No século XV, a Madeira inicia o cultivo da cana-de-açúcar, importada da Sicília pelo Infante D. Henrique. Com a rápida expansão da indústria da cana sacarina, o Funchal torna-se um centro comercial de excelência, frequentado por comerciantes de várias nacionalidades, o que muda a sua dimensão financeira insular.

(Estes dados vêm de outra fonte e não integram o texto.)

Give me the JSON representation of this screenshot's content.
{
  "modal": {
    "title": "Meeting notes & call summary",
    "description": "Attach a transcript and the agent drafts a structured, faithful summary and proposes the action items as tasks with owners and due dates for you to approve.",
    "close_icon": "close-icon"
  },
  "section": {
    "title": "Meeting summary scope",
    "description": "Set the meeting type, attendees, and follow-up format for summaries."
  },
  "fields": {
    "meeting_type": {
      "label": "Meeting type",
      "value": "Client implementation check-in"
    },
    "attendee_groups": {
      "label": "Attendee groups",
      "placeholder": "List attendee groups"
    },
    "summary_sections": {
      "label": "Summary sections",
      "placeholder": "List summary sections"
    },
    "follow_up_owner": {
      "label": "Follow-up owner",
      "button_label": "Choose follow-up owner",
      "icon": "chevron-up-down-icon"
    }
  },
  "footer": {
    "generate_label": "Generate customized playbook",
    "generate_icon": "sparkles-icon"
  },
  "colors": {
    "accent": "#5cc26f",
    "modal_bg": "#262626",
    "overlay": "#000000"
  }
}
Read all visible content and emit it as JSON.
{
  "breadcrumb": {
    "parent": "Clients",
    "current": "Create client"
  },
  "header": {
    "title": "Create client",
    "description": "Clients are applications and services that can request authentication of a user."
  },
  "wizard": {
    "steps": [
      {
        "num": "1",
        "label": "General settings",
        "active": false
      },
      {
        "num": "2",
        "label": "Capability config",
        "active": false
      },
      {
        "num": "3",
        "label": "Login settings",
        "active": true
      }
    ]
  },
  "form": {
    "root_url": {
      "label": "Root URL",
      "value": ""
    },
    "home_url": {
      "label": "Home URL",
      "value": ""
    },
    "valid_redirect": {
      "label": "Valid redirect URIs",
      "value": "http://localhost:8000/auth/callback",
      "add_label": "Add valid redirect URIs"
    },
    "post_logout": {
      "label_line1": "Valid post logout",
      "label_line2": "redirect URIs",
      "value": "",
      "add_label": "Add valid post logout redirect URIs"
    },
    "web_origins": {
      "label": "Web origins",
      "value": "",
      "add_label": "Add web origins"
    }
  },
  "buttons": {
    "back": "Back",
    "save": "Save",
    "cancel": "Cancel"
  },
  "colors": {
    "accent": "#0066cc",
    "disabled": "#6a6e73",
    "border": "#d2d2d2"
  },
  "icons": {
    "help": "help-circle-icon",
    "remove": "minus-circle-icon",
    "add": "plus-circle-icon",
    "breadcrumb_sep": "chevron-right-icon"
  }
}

Em 1472, o açúcar da Madeira começa a ser directamente exportado para a Flandres, passando esta a ser o seu principal centro redistribuidor. Reconhece-se assim à Madeira uma particular importância no eixo destas relações entre a Flandres e Portugal.
 
Com a produção da cana-de-açúcar, a Madeira atraiu e fixou aventureiros e comerciantes das mais recônditas origens, tendo esta exploração sido considerada, na altura, como o principal motor da economia madeirense. Muitos foram os estrangeiros que se deslocaram à Região para o negócio do açúcar, sobretudo italianos, bascos, catalães e flamengos.
 
A comercialização do açúcar na Madeira teve o seu ponto alto na década de 20 do século XVI e coincide com a datação da maioria das obras de arte flamengas existentes na ilha, demonstrando o ambiente de prosperidade comercial que era notório. Foram importadas obras de gigantescas proporções, sobretudo pinturas, aparatosos trípticos ou retábulos mistos, assim como imagens de vulto de Bruges, Antuérpia e Malines. Também foram importados objectos de prata e cobre e pedras tumulares com incrustações de metal, provenientes da Flandres e do Hainaut, como as que podem ser vistas atualmente na Sé Catedral do Funchal e em Museus como o de Arte Sacra.
 
 Até à primeira metade do século XVI, a Madeira constituia um dos principais mercados do açúcar do Atlântico. Todavia, várias razões levaram ao declínio deste ciclo que se deslocou para outros mercados.